According to estimates, half of all refugees arriving in Switzerland suffer from post-traumatic stress, reports news agency ATS.
But it takes on average eight years after their arrival to start treatment, according to Matthis Schick, director of a Zurich organization helping victims of war and torture.
Many trauma victims don’t want to talk about their experiences because they don’t want to relive them, or because they feel shame or guilt, particularly regarding rape and sexual assault.
But even when they do want to speak, Switzerland doesn’t have enough places available to treat them.
A 2013 study commissioned by the Swiss government found that the country lacked some 500 therapy places for refugees with psychological troubles.
Wait lists are therefore very long, with some having to wait up to a year to be seen.
The language barrier is also a major obstacle for people seeking treatment, according to Schick.

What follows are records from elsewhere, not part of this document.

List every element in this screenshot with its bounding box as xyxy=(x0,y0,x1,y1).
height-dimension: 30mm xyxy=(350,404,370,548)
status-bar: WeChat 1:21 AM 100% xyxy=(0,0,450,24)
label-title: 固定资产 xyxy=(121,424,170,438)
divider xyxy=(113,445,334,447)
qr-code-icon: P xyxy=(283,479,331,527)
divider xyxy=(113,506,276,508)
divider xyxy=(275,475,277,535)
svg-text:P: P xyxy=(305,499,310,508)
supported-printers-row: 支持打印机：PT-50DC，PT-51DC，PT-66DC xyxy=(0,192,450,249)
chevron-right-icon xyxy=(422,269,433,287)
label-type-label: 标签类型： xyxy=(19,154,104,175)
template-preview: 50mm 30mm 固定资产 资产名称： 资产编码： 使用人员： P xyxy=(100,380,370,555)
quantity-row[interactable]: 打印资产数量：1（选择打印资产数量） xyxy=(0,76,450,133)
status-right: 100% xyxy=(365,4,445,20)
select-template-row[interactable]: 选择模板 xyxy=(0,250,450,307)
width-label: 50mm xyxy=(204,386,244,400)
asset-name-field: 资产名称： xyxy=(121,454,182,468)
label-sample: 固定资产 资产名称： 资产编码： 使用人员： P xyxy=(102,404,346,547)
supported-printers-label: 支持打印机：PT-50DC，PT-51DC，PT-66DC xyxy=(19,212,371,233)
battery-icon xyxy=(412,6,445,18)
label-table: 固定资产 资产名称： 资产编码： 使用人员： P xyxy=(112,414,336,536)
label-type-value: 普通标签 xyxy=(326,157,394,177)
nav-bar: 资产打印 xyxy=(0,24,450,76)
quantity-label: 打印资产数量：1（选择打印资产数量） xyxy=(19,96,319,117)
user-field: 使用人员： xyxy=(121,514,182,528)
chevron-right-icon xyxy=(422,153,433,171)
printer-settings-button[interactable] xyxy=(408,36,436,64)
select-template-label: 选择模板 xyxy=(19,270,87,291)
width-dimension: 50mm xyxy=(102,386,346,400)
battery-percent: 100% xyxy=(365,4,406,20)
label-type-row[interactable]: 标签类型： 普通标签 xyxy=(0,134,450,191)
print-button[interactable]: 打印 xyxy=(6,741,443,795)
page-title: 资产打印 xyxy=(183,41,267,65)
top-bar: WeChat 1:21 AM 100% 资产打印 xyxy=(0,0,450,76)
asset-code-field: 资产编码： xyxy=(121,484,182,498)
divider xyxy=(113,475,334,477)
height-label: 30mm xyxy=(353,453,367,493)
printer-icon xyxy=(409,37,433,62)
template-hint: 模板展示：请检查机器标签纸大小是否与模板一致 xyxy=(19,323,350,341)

Interpreters are often needed, but that’s a resource care-providers don’t always have and victims can’t always pay for.
His Zurich clinic is lucky to have its own interpreting service, but others don’t, and health insurance companies are not obliged to cover the costs.
Consequently, some patients resort to amateur interpreters or their own children, sometimes leading to errors.
“A translation mistake drove a woman to abort her child without wanting to,” said Schick.
In refusing to pay for professional interpreters the authorities are being short-sighted, he added, since not treating trauma victims can lead to bigger health problems down the line.